なので、ワルツが見上げるまで、誰の視界に入ることもなく、気づかなかったのだ。
「天井が・・・溶けた?」
ルシアの感想である。
「・・・え?ちょっと待ってよ?!」
ワルツは気づいた。
「これ、相当な純度のシリコンじゃない!」
それが天井から生えていたのだ。
「天井の石が、シリコンに精錬されてる・・・?」
床は大理石なのでシリコンは殆ど含まれていなかったが、天井や壁を作っている堆積岩には多量のシリコンが含まれていた。

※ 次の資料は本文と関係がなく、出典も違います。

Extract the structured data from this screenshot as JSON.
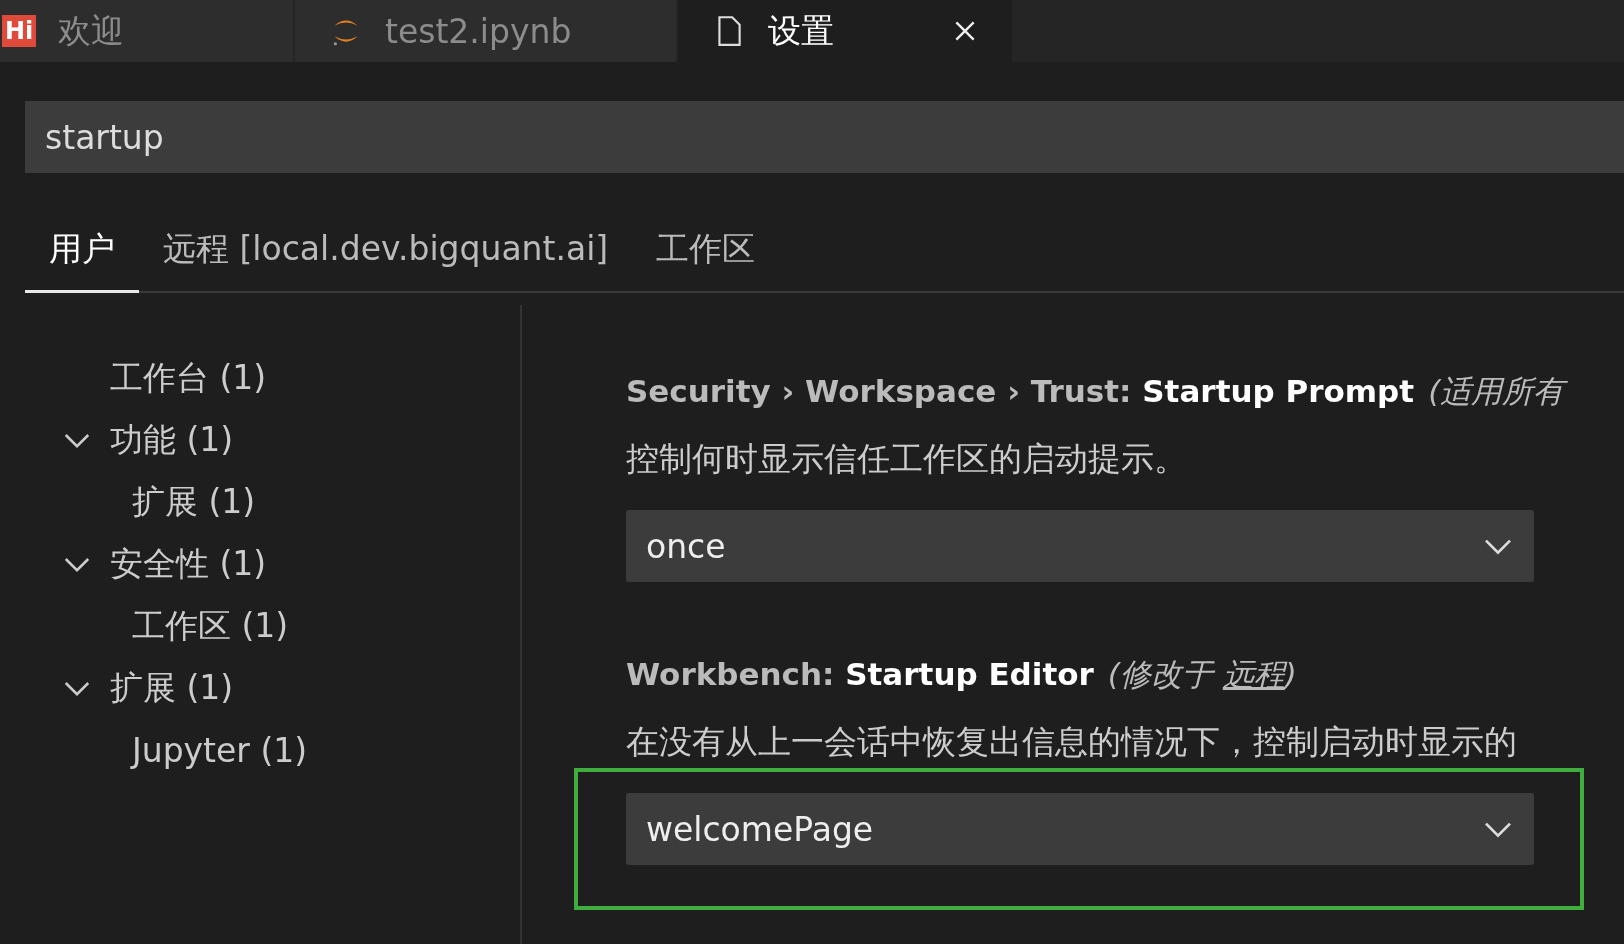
{
  "tabs": [
    {
      "label": "欢迎",
      "kind": "hi",
      "selected": false,
      "badge": "Hi"
    },
    {
      "label": "test2.ipynb",
      "kind": "jupyter",
      "selected": false
    },
    {
      "label": "设置",
      "kind": "file",
      "selected": true
    }
  ],
  "search": {
    "value": "startup"
  },
  "scopes": [
    {
      "label": "用户",
      "selected": true
    },
    {
      "label": "远程 [local.dev.bigquant.ai]",
      "selected": false
    },
    {
      "label": "工作区",
      "selected": false
    }
  ],
  "tree": [
    {
      "label": "工作台 (1)"
    },
    {
      "label": "功能 (1)",
      "expanded": true,
      "children": [
        {
          "label": "扩展 (1)"
        }
      ]
    },
    {
      "label": "安全性 (1)",
      "expanded": true,
      "children": [
        {
          "label": "工作区 (1)"
        }
      ]
    },
    {
      "label": "扩展 (1)",
      "expanded": true,
      "children": [
        {
          "label": "Jupyter (1)"
        }
      ]
    }
  ],
  "settings": [
    {
      "category": "Security › Workspace › Trust: ",
      "name": "Startup Prompt",
      "note_before": "(适用所有",
      "description": "控制何时显示信任工作区的启动提示。",
      "value": "once"
    },
    {
      "category": "Workbench: ",
      "name": "Startup Editor",
      "note_before": "(修改于 ",
      "note_link": "远程",
      "note_after": ")",
      "description": "在没有从上一会话中恢复出信息的情况下，控制启动时显示的",
      "value": "welcomePage",
      "highlighted": true
    }
  ]
}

その中からシリコンだけが溶け出して、氷柱のようになっていたのである。
そして、地面に転がっていた球体のオブジェにも目をやる。
「これ・・・天井から落ちてきたのか?」
「・・・えぇ、そうみたいです」
狩人の質問にワルツが答えた。
「つまり、勇者たちは、天井から落ちてきたこの金属の塊にぶつかってやられたってことか?」
ワルツの代わりにテンポが答える。
「勇者たちの外傷を見る限りだとそういうことになるでしょう。ですが、落ちてきたものに当たったのだとすると、頭にも怪我があって良さそうですが、その痕跡は見られません。この塊を使って攻撃する何らかの手段があったのではないでしょうか」
「で、問題は、その犯人がどこにいるかよね・・・」
ワルツ達が部屋に入ってから随分と時間が経過したが、犯人らしき人影は姿を現さない。
「もしかして・・・カタリナ達が危ない?!」
「・・・いえ。そういうわけではないみたいです・・・」
まさか、床に開いた穴を通じて仲間の元へ移動したんじゃないかと不安になった狩人。
だが、ワルツは否定する。
「3人とも、その場から全く動いていないので、誰かに襲われたということはないと思います」
「そ、そうか。ならいいんだが・・・」
では一体、どこへ言ったというのか。
ワルツ達は周囲を警戒しながら、そんな疑問を浮かべていると、
「うぅ・・・」
勇者が目を覚ましたようだ。
「勇者!何があったの?!」
まだ、ぐったりとした様子の勇者に、ワルツは声を上げた。
勇者は上体を起こし、近くにいた狩人を見て言った。
「うっ・・・め、女神様・・・?」
「・・・さっさと目を覚ましなさい!」
ワルツが勇者の目を覚まそう(?)と前人未到の超重力(10G)をかけようとした時、勇者はようやく状況を判断したのか、声を上げた。
「み、みんなは!?」
「はぁ・・・横で寝てるわよ。それより、敵は?」
「敵・・・」
勇者はワルツの言葉に少し考えた後、
「そ、そうだ!魔王が現れたんだ!」
「・・・どの魔王よ・・・」
まだ記憶が混乱しているのかと思い、訝しげに問いかけるワルツ。
「アルタイルだ!自分でアルタイルって言ってたから間違いない。何故か俺たちを攻撃してきた少年を連れて、どっかに転移して行きやがった」
「ん?少年?」
「あれだ・・・」
そう言って、天井を指さす勇者。
「あれをやったのは、少年の魔法だ」
そして忌々しそうに言った。
「そして、俺達をこんなボロボロにしたのも・・・」
たった一人の少年だったのだろう。
「じゃぁ、地下にいたホムンクルスは少年って事?」
「分からない・・・」
ワルツにも分からないのだ。
一方的にやられただけの勇者に分かるはずもなかった。
そして、勇者は言った。
「分かったことは・・・アルタイルの野郎が、俺達を何故か生かしたってことだけだ・・・」
そう言って、苦々しく歯をくいしばる勇者。
(・・・まぁ、ここで勇者を殺してしまったら、女神とか天使とかに目を付けられそうよね。それに、ホムンクルスを作るくらいだし・・・何か計画があって、今は邪魔されたくないんじゃないかしら)
ここで勇者を殺さないことによる、相手にとってのメリットを考えるワルツ。
いずれにしても、
「じゃぁ、もう敵はいないのね?」
「あぁ・・・恐らくは・・・」
「そう・・・」
どうやら、王城での一件は、最悪の形を持って終わろうとしているようだ。